A new AI model called Falcon LLMs uses just 75% of GPT-3’s training compute, 40% of Chinchilla’s, and 80% of PaLM-62B’s.

Falcon-40B

Technology Innovation Institute (TII) created Falcon-40B, a potent decoder-only model that was trained on a huge quantity of data made up of 1,000B tokens from RefinedWeb and selected corpora. The TII Falcon LLM License makes this model available.

One of the better open-source models available is the Falcon-40B. On the OpenLLM Leaderboard, it outperforms models like LLaMA, StableLM, RedPajama, and MPT in terms of performance.

One of the notable features of Falcon-40B is its optimized architecture for inference. It incorporates FlashAttention, as introduced by Dao et al. in 2022, and multi-query, as described by Shazeer et al. in 2019. These architectural enhancements contribute to the model’s superior performance and efficiency during inference tasks.

It is important to note that Falcon-40B is a raw, pre-trained model, and further fine-tuning is typically recommended to tailor it to specific use cases. However, for applications involving generic instructions in a chat format, a more suitable alternative is Falcon-40B-Instruct.

Falcon-40B is made available under the TII Falcon LLM License, which permits commercial use of the model. Details regarding the license can be obtained separately.

A paper providing further details about Falcon-40B will be released soon. The availability of this high-quality open-source model presents a valuable resource for researchers, developers, and businesses in various domains.

Falcon 7B

Falcon-7B is a highly advanced causal decoder-only model TII (Technology Innovation Institute) developed.
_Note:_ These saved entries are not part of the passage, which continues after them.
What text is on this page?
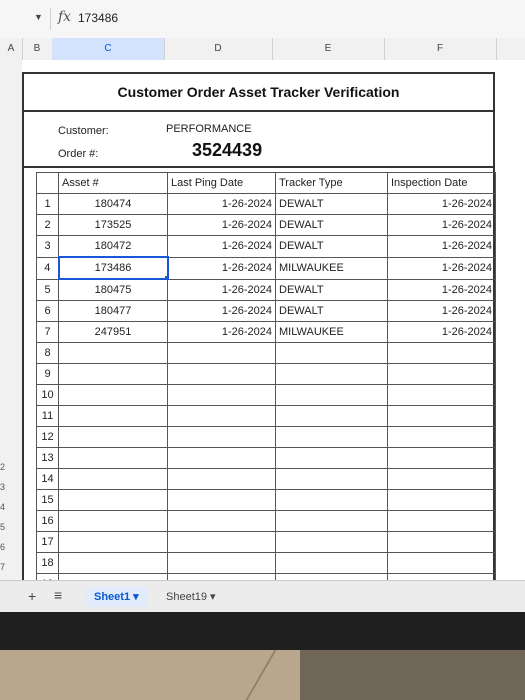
▼ fx 173486
A	B	C	D	E	F
2
3
4
5
6
7
Customer Order Asset Tracker Verification
Customer:	PERFORMANCE
Order #:	3524439
	Asset #	Last Ping Date	Tracker Type	Inspection Date
1	180474	1-26-2024	DEWALT	1-26-2024
2	173525	1-26-2024	DEWALT	1-26-2024
3	180472	1-26-2024	DEWALT	1-26-2024
4	173486	1-26-2024	MILWAUKEE	1-26-2024
5	180475	1-26-2024	DEWALT	1-26-2024
6	180477	1-26-2024	DEWALT	1-26-2024
7	247951	1-26-2024	MILWAUKEE	1-26-2024
8				
9				
10				
11				
12				
13				
14				
15				
16				
17				
18				

+ ≡	Sheet1 ▾	Sheet19 ▾
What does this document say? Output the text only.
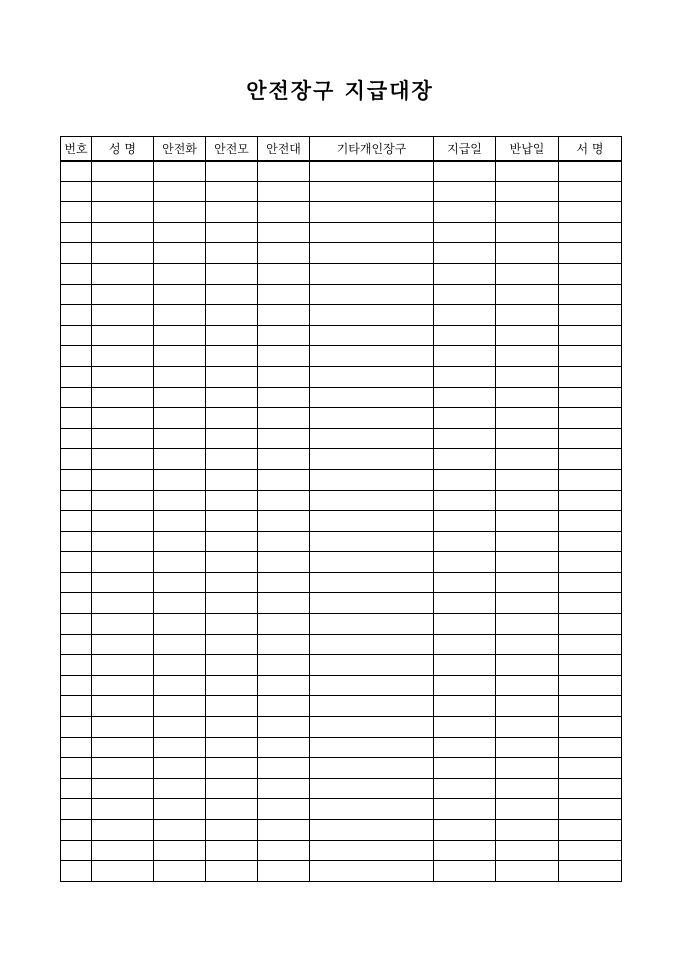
안전장구 지급대장
번호	성 명	안전화	안전모	안전대	기타개인장구	지급일	반납일	서 명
It boasts an impressive parameter count of 7B and has been trained on an extensive dataset of 1,500B tokens derived from RefinedWeb, further enhanced with curated corpora. This model is made accessible under the TII Falcon LLM License.

One of the primary reasons for choosing Falcon-7B is its exceptional performance compared to other similar open-source models like MPT-7B, StableLM, and RedPajama. The extensive training on the enriched RefinedWeb dataset contributes to its superior capabilities, as demonstrated on the OpenLLM Leaderboard.

Falcon-7B incorporates an architecture explicitly optimized for inference tasks. The model benefits from integrating FlashAttention, a technique introduced by Dao et al. in 2022, and multi-query, as described by Shazeer et al. in 2019. These architectural advancements enhance the model’s efficiency and effectiveness during inference operations.

It is worth noting that Falcon-7B is available under the TII Falcon LLM License, which grants permission for commercial utilization of the model.

Detailed information about the license can be obtained separately.

While a paper providing comprehensive insights into Falcon-7B is yet to be published, the model’s exceptional features and performance make it an invaluable asset for researchers, developers, and businesses across various domains.